Half of the key assets the Department of Energy needs to dispose of defense-related transuranic waste in a New Mexico salt mine were in “substandard or inadequate condition in 2023,” the Government Accountability Office (GAO) said Tuesday.
In a report to congressional committees, GAO said DOE’s Office of Environmental Management should do a better job of monitoring its operations and management contractor at the Waste Isolation Pilot Plant (WIPP) near Carlsbad, N.M.
Bechtel-led Salado Isolation Mining Contractors became the WIPP prime in 2022, taking over from Amentum-led Nuclear Waste Partnership, GAO said.
Refurbishing or replacing aging infrastructure is a longstanding concern. Back in 2016 DOE ordered a study that found more than $37 million was needed to tackle deferred maintenance for WIPP’s site infrastructure, GAO said.
Upgrades were needed to assets such as hoists, buildings and electrical substations, GAO said. While the watchdog found some headway was made, “our analysis shows 29 of 56 assets that are essential to the mission were in substandard or inadequate condition in 2023.”

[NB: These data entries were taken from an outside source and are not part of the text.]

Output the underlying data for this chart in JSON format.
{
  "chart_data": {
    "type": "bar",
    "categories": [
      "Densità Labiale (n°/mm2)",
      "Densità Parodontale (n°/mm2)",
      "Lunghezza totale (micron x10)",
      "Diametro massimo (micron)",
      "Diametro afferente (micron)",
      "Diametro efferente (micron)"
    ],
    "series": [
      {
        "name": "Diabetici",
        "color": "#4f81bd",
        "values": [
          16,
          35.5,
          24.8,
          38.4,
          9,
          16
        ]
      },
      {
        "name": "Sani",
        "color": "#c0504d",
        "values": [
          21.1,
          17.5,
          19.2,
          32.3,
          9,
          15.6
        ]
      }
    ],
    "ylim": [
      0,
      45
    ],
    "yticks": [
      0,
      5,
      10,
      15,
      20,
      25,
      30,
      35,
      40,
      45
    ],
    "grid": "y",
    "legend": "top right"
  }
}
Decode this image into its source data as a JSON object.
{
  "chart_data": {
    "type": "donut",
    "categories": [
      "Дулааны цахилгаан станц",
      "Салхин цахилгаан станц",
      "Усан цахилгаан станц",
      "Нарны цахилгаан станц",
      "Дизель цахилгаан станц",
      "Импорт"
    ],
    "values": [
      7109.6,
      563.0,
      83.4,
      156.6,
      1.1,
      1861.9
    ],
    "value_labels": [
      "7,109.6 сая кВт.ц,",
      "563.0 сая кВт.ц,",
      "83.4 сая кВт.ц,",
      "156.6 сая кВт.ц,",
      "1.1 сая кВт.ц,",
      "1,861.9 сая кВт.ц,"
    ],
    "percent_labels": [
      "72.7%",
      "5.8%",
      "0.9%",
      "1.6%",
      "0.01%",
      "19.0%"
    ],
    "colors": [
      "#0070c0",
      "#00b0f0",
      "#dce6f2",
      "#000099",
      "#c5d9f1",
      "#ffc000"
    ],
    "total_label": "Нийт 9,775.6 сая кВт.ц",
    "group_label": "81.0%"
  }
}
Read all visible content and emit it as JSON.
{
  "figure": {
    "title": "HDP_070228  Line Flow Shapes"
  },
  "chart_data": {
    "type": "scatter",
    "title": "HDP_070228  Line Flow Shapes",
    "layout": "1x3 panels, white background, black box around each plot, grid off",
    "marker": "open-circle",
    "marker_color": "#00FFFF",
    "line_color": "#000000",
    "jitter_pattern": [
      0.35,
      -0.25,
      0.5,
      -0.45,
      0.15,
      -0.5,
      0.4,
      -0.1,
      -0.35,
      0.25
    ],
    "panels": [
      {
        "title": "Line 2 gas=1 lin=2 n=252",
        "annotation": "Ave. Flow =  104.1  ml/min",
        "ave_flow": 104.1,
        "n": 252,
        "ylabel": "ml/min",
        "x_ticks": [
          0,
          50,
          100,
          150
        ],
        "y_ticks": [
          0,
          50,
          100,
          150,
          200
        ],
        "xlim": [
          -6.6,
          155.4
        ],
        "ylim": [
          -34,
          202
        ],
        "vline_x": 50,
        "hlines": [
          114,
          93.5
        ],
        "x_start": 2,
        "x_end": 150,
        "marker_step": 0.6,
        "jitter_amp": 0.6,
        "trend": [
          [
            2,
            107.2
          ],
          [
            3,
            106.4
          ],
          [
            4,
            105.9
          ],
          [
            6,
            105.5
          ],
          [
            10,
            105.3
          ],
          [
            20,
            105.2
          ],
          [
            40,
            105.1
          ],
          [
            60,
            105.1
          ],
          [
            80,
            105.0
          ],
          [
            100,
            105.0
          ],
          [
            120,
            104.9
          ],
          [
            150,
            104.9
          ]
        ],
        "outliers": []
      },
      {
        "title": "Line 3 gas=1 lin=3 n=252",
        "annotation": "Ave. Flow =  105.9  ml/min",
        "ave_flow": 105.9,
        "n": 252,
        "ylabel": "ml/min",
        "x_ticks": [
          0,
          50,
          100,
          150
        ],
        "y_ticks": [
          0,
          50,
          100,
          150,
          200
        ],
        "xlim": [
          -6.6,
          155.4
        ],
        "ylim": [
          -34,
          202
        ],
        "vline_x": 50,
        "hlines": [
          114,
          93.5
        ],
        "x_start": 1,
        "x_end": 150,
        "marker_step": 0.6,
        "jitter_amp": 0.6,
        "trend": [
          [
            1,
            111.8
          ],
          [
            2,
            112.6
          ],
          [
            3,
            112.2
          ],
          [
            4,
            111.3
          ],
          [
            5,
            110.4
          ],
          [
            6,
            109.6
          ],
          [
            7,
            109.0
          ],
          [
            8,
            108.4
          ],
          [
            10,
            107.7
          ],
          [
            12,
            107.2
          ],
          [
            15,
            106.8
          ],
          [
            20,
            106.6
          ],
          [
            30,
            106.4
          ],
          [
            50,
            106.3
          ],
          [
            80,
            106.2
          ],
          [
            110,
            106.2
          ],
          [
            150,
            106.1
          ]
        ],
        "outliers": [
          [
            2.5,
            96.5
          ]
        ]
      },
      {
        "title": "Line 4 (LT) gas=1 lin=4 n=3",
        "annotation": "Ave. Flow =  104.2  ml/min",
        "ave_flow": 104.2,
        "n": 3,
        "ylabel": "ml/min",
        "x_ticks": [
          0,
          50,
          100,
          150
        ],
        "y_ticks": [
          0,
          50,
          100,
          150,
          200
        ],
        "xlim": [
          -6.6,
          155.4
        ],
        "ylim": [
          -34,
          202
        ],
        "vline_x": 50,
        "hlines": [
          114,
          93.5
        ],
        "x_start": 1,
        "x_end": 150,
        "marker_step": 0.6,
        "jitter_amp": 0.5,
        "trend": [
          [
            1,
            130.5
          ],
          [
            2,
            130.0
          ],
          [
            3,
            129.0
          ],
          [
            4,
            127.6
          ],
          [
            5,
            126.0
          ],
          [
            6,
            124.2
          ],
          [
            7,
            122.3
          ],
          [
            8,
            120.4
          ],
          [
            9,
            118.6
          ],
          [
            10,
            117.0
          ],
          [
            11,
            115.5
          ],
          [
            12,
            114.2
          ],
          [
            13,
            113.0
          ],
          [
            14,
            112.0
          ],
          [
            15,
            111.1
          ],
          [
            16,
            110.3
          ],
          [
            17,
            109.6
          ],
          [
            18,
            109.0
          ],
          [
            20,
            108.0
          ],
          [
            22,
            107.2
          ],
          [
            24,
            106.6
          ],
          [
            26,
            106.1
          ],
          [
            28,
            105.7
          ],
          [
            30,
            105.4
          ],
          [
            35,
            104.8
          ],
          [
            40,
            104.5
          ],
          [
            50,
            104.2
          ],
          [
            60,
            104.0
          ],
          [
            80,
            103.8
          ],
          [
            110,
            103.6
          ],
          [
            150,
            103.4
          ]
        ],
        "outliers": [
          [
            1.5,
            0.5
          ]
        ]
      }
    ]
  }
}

The report said 2023 data was the most recent at the time of GAO’s 2024 visit to the site in the New Mexico desert.
In comments included in the GAO report, Environmental Management’s principal deputy assistant secretary Roger Jarrell said DOE plans to implement the fixes sought by GAO by September 2026.
These changes include better use of available tools such as the Performance Evaluation and Management Plan as well as data collection through the Facilities Information Management System.
WIPP was built in the 1980s to provide underground disposal of transuranic waste, such as clothing, soil, tools and debris contaminated with small amounts of plutonium from nuclear weapons work, GAO said. But DOE now expects the facility to continue running into the 2080s. DOE said the facility was only 44% full in 2024.
WIPP and its contractors are overseen by DOE’s Carlsbad Field Office. The GAO report was sent to House and Senate Committees on Appropriation and Armed Services, as well as certain subcommittees.
The report was overseen by Nathan Anderson, GAO director of Natural Resources and Environment.